On his second trip to the Amazon the meets his life’s passion, Cûcla, an innocent and seductive child. Lamprias catches glimpses of her in the forest and then one day he “caught the smell of her fire, and saw—illuminated by the living embers, a roasted iguana held smoking before her lips—Cûcla. Breathing on the meat to cool it, she made sparks” (59). Cûcla is a bit of an alchemist and a philosopher herself. Newly discovered iguanas often hung from the ceilings of seventeenth century European alchemical laboratories to symbolize the mythic dragon. She has a bain-marie (48), the vessel designed by the first woman alchemist who gave it her name—Maria the Jew. Cûcla reveals to Lamprias the truth: “that the straight path leads to a door of lead; it is the tortuous path that leads to the garden. And this: only foolish men worship a god who banishes his children from Paradise. It is the fertile serpent who has the green thumb” (33). Their love ignites in the forest, but returning to her village, the yano, they find a hell on earth. Senhor Rosada, a murderous rubber tycoon, has brutally murdered all of its inhabitants—men, women and children. In respect, they set fire to their remains and reduce the village to ashes, never to speak of the terror again so that the Indians’ souls can rest.
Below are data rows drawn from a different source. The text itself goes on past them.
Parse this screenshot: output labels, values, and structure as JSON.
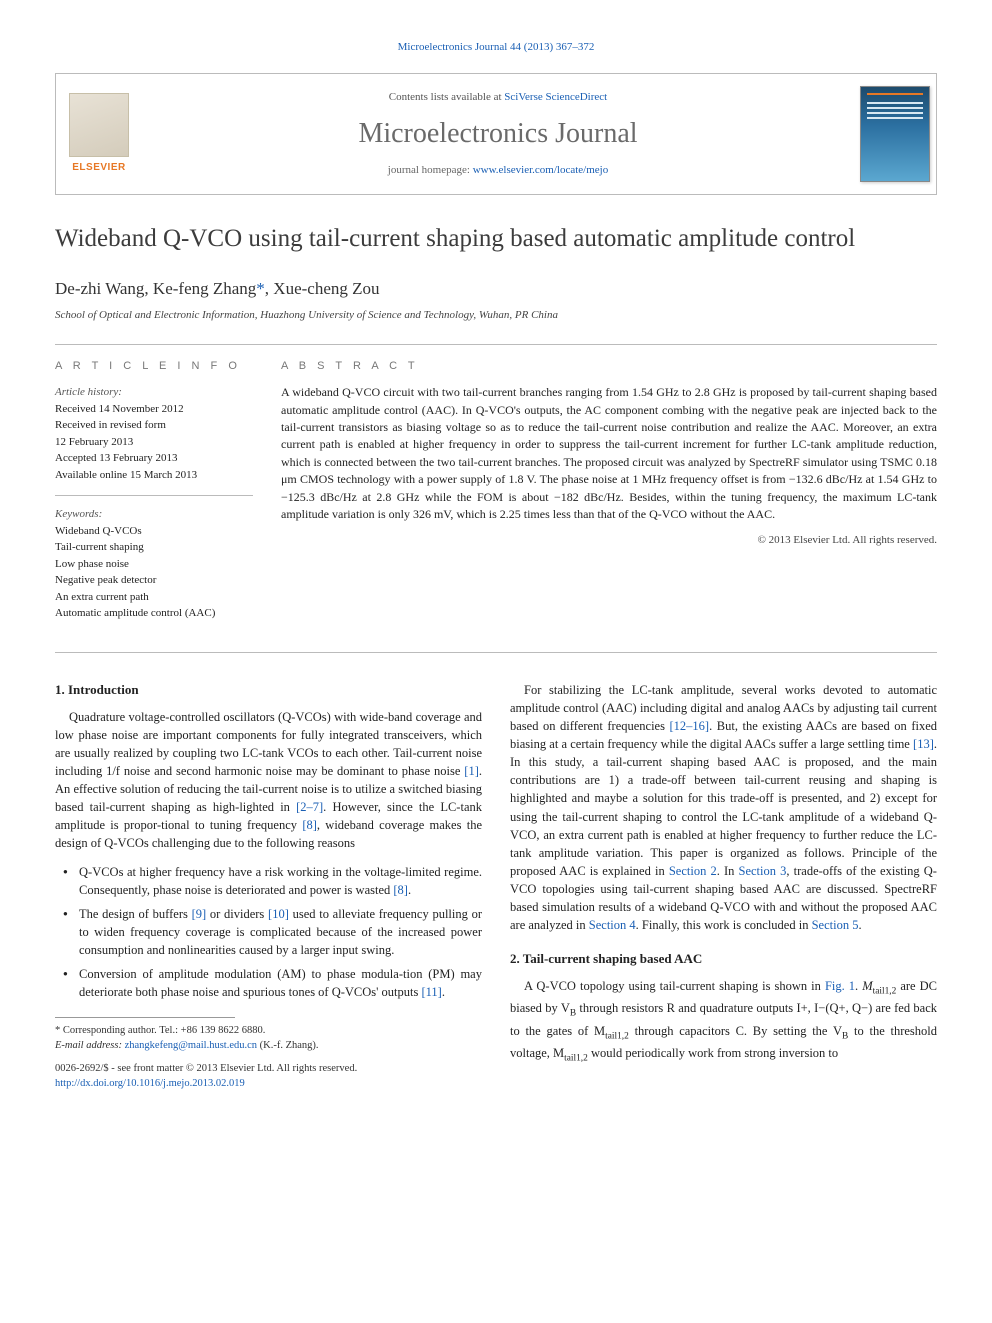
{
  "top_citation": {
    "prefix": "",
    "link_text": "Microelectronics Journal 44 (2013) 367–372",
    "suffix": ""
  },
  "header": {
    "publisher": "ELSEVIER",
    "contents_prefix": "Contents lists available at ",
    "contents_link": "SciVerse ScienceDirect",
    "journal_name": "Microelectronics Journal",
    "homepage_prefix": "journal homepage: ",
    "homepage_link": "www.elsevier.com/locate/mejo"
  },
  "article": {
    "title": "Wideband Q-VCO using tail-current shaping based automatic amplitude control",
    "authors_html": "De-zhi Wang, Ke-feng Zhang",
    "author_corr_marker": "*",
    "author_last": ", Xue-cheng Zou",
    "affiliation": "School of Optical and Electronic Information, Huazhong University of Science and Technology, Wuhan, PR China"
  },
  "info": {
    "label": "A R T I C L E  I N F O",
    "history_label": "Article history:",
    "history_lines": [
      "Received 14 November 2012",
      "Received in revised form",
      "12 February 2013",
      "Accepted 13 February 2013",
      "Available online 15 March 2013"
    ],
    "keywords_label": "Keywords:",
    "keywords": [
      "Wideband Q-VCOs",
      "Tail-current shaping",
      "Low phase noise",
      "Negative peak detector",
      "An extra current path",
      "Automatic amplitude control (AAC)"
    ]
  },
  "abstract": {
    "label": "A B S T R A C T",
    "text": "A wideband Q-VCO circuit with two tail-current branches ranging from 1.54 GHz to 2.8 GHz is proposed by tail-current shaping based automatic amplitude control (AAC). In Q-VCO's outputs, the AC component combing with the negative peak are injected back to the tail-current transistors as biasing voltage so as to reduce the tail-current noise contribution and realize the AAC. Moreover, an extra current path is enabled at higher frequency in order to suppress the tail-current increment for further LC-tank amplitude reduction, which is connected between the two tail-current branches. The proposed circuit was analyzed by SpectreRF simulator using TSMC 0.18 μm CMOS technology with a power supply of 1.8 V. The phase noise at 1 MHz frequency offset is from −132.6 dBc/Hz at 1.54 GHz to −125.3 dBc/Hz at 2.8 GHz while the FOM is about −182 dBc/Hz. Besides, within the tuning frequency, the maximum LC-tank amplitude variation is only 326 mV, which is 2.25 times less than that of the Q-VCO without the AAC.",
    "copyright": "© 2013 Elsevier Ltd. All rights reserved."
  },
  "sections": {
    "s1_title": "1.  Introduction",
    "s1_p1": "Quadrature voltage-controlled oscillators (Q-VCOs) with wide-band coverage and low phase noise are important components for fully integrated transceivers, which are usually realized by coupling two LC-tank VCOs to each other. Tail-current noise including 1/f noise and second harmonic noise may be dominant to phase noise ",
    "s1_p1_ref": "[1]",
    "s1_p1b": ". An effective solution of reducing the tail-current noise is to utilize a switched biasing based tail-current shaping as high-lighted in ",
    "s1_p1_ref2": "[2–7]",
    "s1_p1c": ". However, since the LC-tank amplitude is propor-tional to tuning frequency ",
    "s1_p1_ref3": "[8]",
    "s1_p1d": ", wideband coverage makes the design of Q-VCOs challenging due to the following reasons",
    "bullet1a": "Q-VCOs at higher frequency have a risk working in the voltage-limited regime. Consequently, phase noise is deteriorated and power is wasted ",
    "bullet1a_ref": "[8]",
    "bullet1a_end": ".",
    "bullet1b_a": "The design of buffers ",
    "bullet1b_ref1": "[9]",
    "bullet1b_b": " or dividers ",
    "bullet1b_ref2": "[10]",
    "bullet1b_c": " used to alleviate frequency pulling or to widen frequency coverage is complicated because of the increased power consumption and nonlinearities caused by a larger input swing.",
    "bullet1c_a": "Conversion of amplitude modulation (AM) to phase modula-tion (PM) may deteriorate both phase noise and spurious tones of Q-VCOs' outputs ",
    "bullet1c_ref": "[11]",
    "bullet1c_b": ".",
    "s1_p2a": "For stabilizing the LC-tank amplitude, several works devoted to automatic amplitude control (AAC) including digital and analog AACs by adjusting tail current based on different frequencies ",
    "s1_p2_ref1": "[12–16]",
    "s1_p2b": ". But, the existing AACs are based on fixed biasing at a certain frequency while the digital AACs suffer a large settling time ",
    "s1_p2_ref2": "[13]",
    "s1_p2c": ". In this study, a tail-current shaping based AAC is proposed, and the main contributions are 1) a trade-off between tail-current reusing and shaping is highlighted and maybe a solution for this trade-off is presented, and 2) except for using the tail-current shaping to control the LC-tank amplitude of a wideband Q-VCO, an extra current path is enabled at higher frequency to further reduce the LC-tank amplitude variation. This paper is organized as follows. Principle of the proposed AAC is explained in ",
    "s1_p2_link1": "Section 2",
    "s1_p2d": ". In ",
    "s1_p2_link2": "Section 3",
    "s1_p2e": ", trade-offs of the existing Q-VCO topologies using tail-current shaping based AAC are discussed. SpectreRF based simulation results of a wideband Q-VCO with and without the proposed AAC are analyzed in ",
    "s1_p2_link3": "Section 4",
    "s1_p2f": ". Finally, this work is concluded in ",
    "s1_p2_link4": "Section 5",
    "s1_p2g": ".",
    "s2_title": "2.  Tail-current shaping based AAC",
    "s2_p1a": "A Q-VCO topology using tail-current shaping is shown in ",
    "s2_p1_ref": "Fig. 1",
    "s2_p1b": ". ",
    "s2_m1": "M",
    "s2_m1s": "tail1,2",
    "s2_p1c": " are DC biased by V",
    "s2_vb": "B",
    "s2_p1d": " through resistors R and quadrature outputs I+, I−(Q+, Q−) are fed back to the gates of M",
    "s2_m1s2": "tail1,2",
    "s2_p1e": " through capacitors C. By setting the V",
    "s2_vb2": "B",
    "s2_p1f": " to the threshold voltage, M",
    "s2_m1s3": "tail1,2",
    "s2_p1g": " would periodically work from strong inversion to"
  },
  "footnotes": {
    "corr": "* Corresponding author. Tel.: +86 139 8622 6880.",
    "email_label": "E-mail address: ",
    "email": "zhangkefeng@mail.hust.edu.cn",
    "email_who": " (K.-f. Zhang).",
    "issn_line": "0026-2692/$ - see front matter © 2013 Elsevier Ltd. All rights reserved.",
    "doi_label": "http://dx.doi.org/",
    "doi": "10.1016/j.mejo.2013.02.019"
  }
}
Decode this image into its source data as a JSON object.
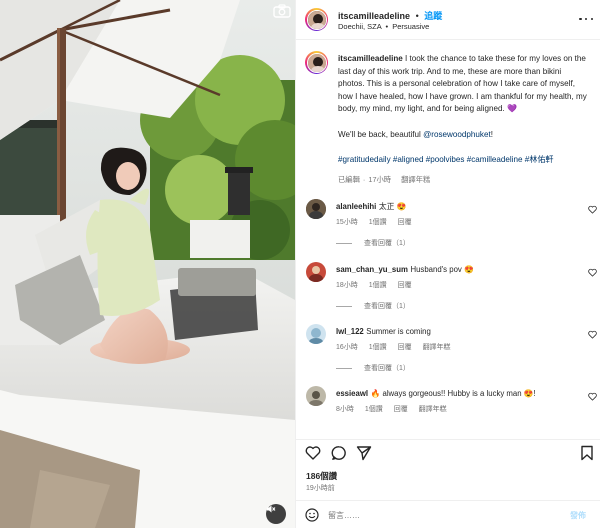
{
  "post": {
    "username": "itscamilleadeline",
    "follow_label": "追蹤",
    "location": "Doechii, SZA",
    "music": "Persuasive",
    "location_separator": "•"
  },
  "caption": {
    "username": "itscamilleadeline",
    "text": "I took the chance to take these for my loves on the last day of this work trip. And to me, these are more than bikini photos. This is a personal celebration of how I take care of myself, how I have healed, how I have grown. I am thankful for my health, my body, my mind, my light, and for being aligned.",
    "heart": "💜",
    "line2_prefix": "We'll be back, beautiful ",
    "mention": "@rosewoodphuket",
    "line2_suffix": "!",
    "hashtags": "#gratitudedaily #aligned #poolvibes #camilleadeline #林佑軒",
    "edited_label": "已編輯",
    "time": "17小時",
    "translate_label": "翻譯年糕"
  },
  "comments": [
    {
      "username": "alanleehihi",
      "text": "太正 😍",
      "time": "15小時",
      "likes": "1個讚",
      "reply_label": "回覆",
      "translate": "",
      "view_replies": "查看回覆（1）"
    },
    {
      "username": "sam_chan_yu_sum",
      "text": "Husband's pov 😍",
      "time": "18小時",
      "likes": "1個讚",
      "reply_label": "回覆",
      "translate": "",
      "view_replies": "查看回覆（1）"
    },
    {
      "username": "lwl_122",
      "text": "Summer is coming",
      "time": "16小時",
      "likes": "1個讚",
      "reply_label": "回覆",
      "translate": "翻譯年糕",
      "view_replies": "查看回覆（1）"
    },
    {
      "username": "essieawl",
      "text": "🔥 always gorgeous!! Hubby is a lucky man 😍!",
      "time": "8小時",
      "likes": "1個讚",
      "reply_label": "回覆",
      "translate": "翻譯年糕",
      "view_replies": ""
    }
  ],
  "actions": {
    "likes_count": "186個讚",
    "time_ago": "19小時前",
    "comment_placeholder": "留言……"
  },
  "icons": {
    "camera": "camera-icon",
    "mute": "sound-off-icon",
    "like": "heart-icon",
    "comment": "comment-icon",
    "share": "send-icon",
    "save": "bookmark-icon",
    "emoji": "smiley-icon",
    "more": "more-icon"
  },
  "colors": {
    "accent": "#0095f6",
    "link": "#00376b",
    "muted": "#737373"
  }
}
Central to this novel are the alchemical writings and experiments of Savinien de Cyrano de Bergerac (43-45). Leaving home, Lamprias take the alchemical manuscript written by his ancestor and hidden in a black armoire, as “the alchemists believed that black contains all colours.” He shares it with a chemist, Angelo Mariani, inventor of a miraculous wine and elixir, a coca-flavored eau de vivre. The text contains a quote from the Emerald Tablet (Table Smaragdine), the oldest and most succinct summary of alchemical lore: “separate earth and fire, the subtle and the dense, gentle and with great care.” In his quest to create the homunculus and to pierce the mysteries of creation, Cyrano, or “Sire-in-O” the adept in the circle, experiments with the cells of the radish, frog, lion and even his own sperm. “He died before he found the answer, but he knew that the answer was there” (84-85).

Lamprias marvels over another truism in the book, CESTE PIERRE EST VEGETALE (43), and is amazed to discover that the alchemical work can be conducted in the plant realm. He and the chemist decipher Cyrano’s cryptic language, typical of so many alchemical texts, that or refers not only to gold but to (or)chids as well. Here Ducornet incorporates the same kind of linguistic analysis of alchemical texts often used by Fulcanelli. The two friends realize that the alchemy works at the cellular level and this inspires Lamprias to inaugurate his life-long experimentation with orchid cloning.